Russian economist and agriculturist (1867–1949)

Pyotr Pavlovich Maslov (Russian: Пётр Павлович Маслов; 15 (27) July 1867 – 4 June 1946) was a Russian and Soviet economist and agriculturist.

== Biography ==
Born in Maslovka, Maslov attended at the Kharkov Veterinary Institute. He was in contact with the Marxist study circle of Nikolai Fedoseev, a contact which led to his arrest in 1889. He joined the Menshevik faction of the Russian Social Democratic Labour Party, and became a spokesperson on agrarian reform. He advocated the municipalisation of the land, in order to appeal to the peasantry by expropriating the land without compensation, and making it available to them cheaply, without giving them ownership. This was similar to a proposal by Lenin, except the latter wanted the land owned by central government.

After the defeat of the 1905 Russian Revolution he became a liquidationist and collaborated with Alexander Potresov.
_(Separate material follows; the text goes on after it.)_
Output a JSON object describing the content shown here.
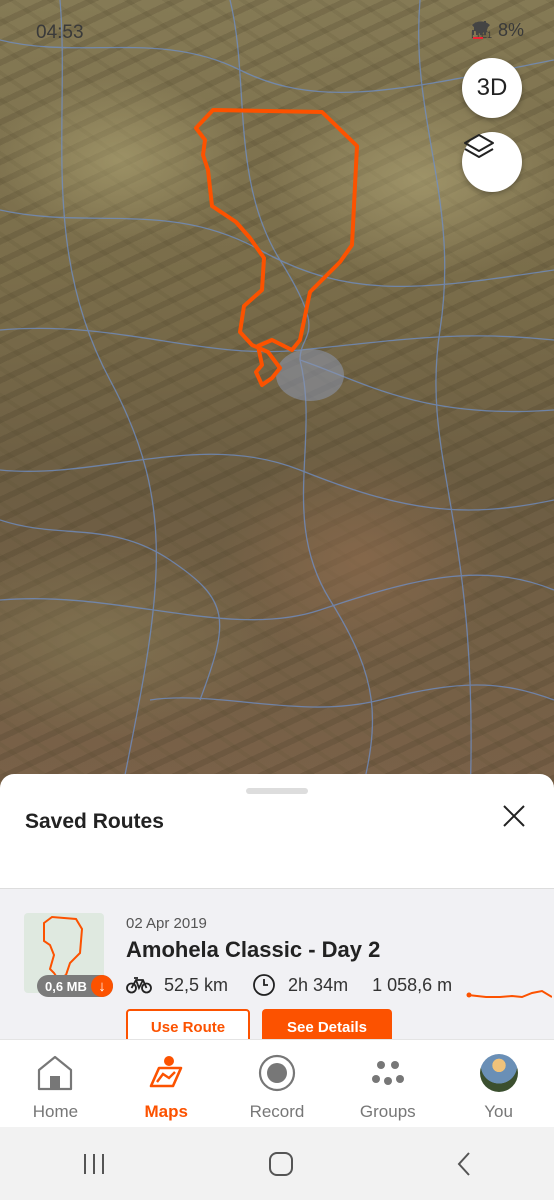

During the First World War he became a defencist. After the February Revolution, as a member of the Central Land Committee, he took part in the preparation of the land law. He was a member of the administrative committee of the League of Agrarian Reforms. Maslov was a member of the Provisional Council of the Republic. After the October Revolution he held anti-Bolshevik views and was a commissar in the Provisional Siberian Government and participated in the State Meeting in Ufa.

Subsequently, Maslov came to terms with the new Soviet government and became involved in scientific activity.

In November 1918 he was appointed professor at the Omsk Agricultural Institute in the Department of Political Economy and Statistics. From 1923 to 1926 he was a professor at the Moscow State University and the Plekhanov Institute of National Economy. From 1924 to 1929 he worked at the Institute of Economics at the Russian Association of Social Science Research Institutes (RANION). In 1929 he was elected a full member of the Academy of Sciences of the Soviet Union.

He was involved in the case of the Union Bureau of the Mensheviks. On 25 April 1931 he was released from custody and exiled outside Moscow for three years. When the case was reviewed on 30 April 1931 Maslov was relieved from all charges.

Maslov died on 4 June 1946 in Moscow. He was buried at the Novodevichy Cemetery.

== Family ==
Maslov's grandson is Victor Maslov, mathematician and physicist, academician of the Russian Academy of Sciences.